NYT Connections June 12 Feels Deceptive, Smart Hints and Puzzle #1097 Answers

Author: Qoo Media

NYT Connections puzzle #1097 on Friday, June 12, stood out for a simple reason: the answers were built around phrases that all began with hidden patterns. The challenge was not just to group words by meaning, but to notice what each phrase started with.

That structure made the puzzle feel misleading at first glance. Several entries appeared to belong together by theme, yet the real solution depended on spotting openings that pointed to incantations, animal group names, synonyms for repeat, and parts of a river.

Why this puzzle was tricky

Connections is the daily word game from The New York Times that asks players to sort 16 words or phrases into four groups of four. The rules are straightforward, but the execution often is not, especially when the links rely on language patterns rather than direct meaning.

In this edition, a number of phrases were designed to misdirect. MURDER MYSTERY looked like a genre, while DELTA AIRLINES seemed to point directly to a company name, even though both were included because of the words that come first.

The 16 entries in puzzle #1097

The full set of items was CHARM BRACELET, CURSE WORD, HEX KEY, SPELL CHECKER, MURDER MYSTERY, PACK RAT, PRIDE ROCK, SCHOOL DAYS, COPY EDITOR, ECHO PARK, MIRROR SELFIE, QUOTE UNQUOTE, BANK TELLER, BED HEAD, DELTA AIRLINES, and MOUTH GUARD.

Looking only at the full phrases can send players in the wrong direction. The key was to separate the opening word from the rest of each phrase and treat that first word as the real clue.

Hints for each category

The Yellow group pointed to phrases beginning with incantations. That meant the correct answers all opened with words tied to magic, curses, or spells.

The Green group involved phrases that start with animal collective nouns. The Blue group focused on words that mean “repeat,” while the Purple group centered on words that name parts of a river.

Answer breakdown

Category Theme Answers
Yellow Starting With Incantations CHARM BRACELET, CURSE WORD, HEX KEY, SPELL CHECKER
Green Starting With Animal Group Names MURDER MYSTERY, PACK RAT, PRIDE ROCK, SCHOOL DAYS
Blue Starting With Synonyms for “Repeat” COPY EDITOR, ECHO PARK, MIRROR SELFIE, QUOTE UNQUOTE
Purple Starting With Parts of a River BANK TELLER, BED HEAD, DELTA AIRLINES, MOUTH GUARD

The puzzle showed how much Connections can depend on splitting phrases into parts instead of reading them as complete expressions. Once the first word becomes the focus, the hidden categories become much easier to identify.

How players could approach this edition

A careful strategy mattered more than speed. The safest first move was to look for the clearest opening pattern, which in this case was the Yellow set built around incantation language.

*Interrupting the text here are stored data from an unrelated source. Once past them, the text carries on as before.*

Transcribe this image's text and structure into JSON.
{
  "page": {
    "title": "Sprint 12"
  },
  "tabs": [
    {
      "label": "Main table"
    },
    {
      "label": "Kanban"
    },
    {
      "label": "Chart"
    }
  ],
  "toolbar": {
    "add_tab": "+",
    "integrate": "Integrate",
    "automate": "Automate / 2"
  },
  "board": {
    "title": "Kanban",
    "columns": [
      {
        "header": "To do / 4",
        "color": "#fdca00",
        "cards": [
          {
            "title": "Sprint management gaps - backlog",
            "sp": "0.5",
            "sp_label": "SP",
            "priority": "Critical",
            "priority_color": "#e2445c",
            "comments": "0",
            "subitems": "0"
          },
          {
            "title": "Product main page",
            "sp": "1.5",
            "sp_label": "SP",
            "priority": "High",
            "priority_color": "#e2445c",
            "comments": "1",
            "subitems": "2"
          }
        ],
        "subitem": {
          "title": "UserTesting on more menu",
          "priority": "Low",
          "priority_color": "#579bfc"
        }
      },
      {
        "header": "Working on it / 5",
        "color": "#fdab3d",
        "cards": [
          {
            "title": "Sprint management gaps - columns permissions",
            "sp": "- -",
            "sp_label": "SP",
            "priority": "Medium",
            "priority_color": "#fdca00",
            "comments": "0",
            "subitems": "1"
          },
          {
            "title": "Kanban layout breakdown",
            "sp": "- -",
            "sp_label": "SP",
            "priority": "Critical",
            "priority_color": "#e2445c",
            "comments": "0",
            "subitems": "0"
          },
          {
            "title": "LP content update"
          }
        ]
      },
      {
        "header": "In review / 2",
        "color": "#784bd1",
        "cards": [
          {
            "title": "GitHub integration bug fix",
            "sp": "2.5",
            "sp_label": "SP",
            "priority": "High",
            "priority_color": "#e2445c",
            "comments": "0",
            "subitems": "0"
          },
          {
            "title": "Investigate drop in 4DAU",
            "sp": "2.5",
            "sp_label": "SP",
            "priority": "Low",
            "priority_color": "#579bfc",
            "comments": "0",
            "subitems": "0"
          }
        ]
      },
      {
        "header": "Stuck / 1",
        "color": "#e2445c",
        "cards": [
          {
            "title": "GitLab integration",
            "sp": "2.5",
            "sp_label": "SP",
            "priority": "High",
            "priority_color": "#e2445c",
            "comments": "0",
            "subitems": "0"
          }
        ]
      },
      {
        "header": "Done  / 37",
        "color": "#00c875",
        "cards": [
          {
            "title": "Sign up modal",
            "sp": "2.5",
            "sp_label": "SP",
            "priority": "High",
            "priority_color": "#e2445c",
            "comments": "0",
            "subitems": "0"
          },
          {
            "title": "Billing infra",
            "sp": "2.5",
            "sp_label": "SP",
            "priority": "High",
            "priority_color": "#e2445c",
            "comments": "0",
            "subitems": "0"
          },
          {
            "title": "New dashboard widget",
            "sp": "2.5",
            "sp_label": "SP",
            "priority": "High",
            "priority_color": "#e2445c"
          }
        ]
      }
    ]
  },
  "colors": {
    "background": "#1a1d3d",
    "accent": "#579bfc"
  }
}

From there, the remaining groups required a sharper eye for wordplay. Reading the phrases aloud, checking the first word only, and avoiding the urge to lock in a meaning too quickly could all help reduce mistakes.

That method is especially useful in a game like Connections, where a phrase may appear obvious while still belonging to a very different category. Solving one group at a time usually makes the rest of the board easier to read.

The New York Times refreshes Connections every day at midnight local time, and the game is available through NYT Games, although some features may require a subscription.

For comparison, puzzle #1096 from June 11 used a very different set of themes, including a workout routine element and homophones for an SUV name. That contrast underlined the range of clues the game can use from one day to the next.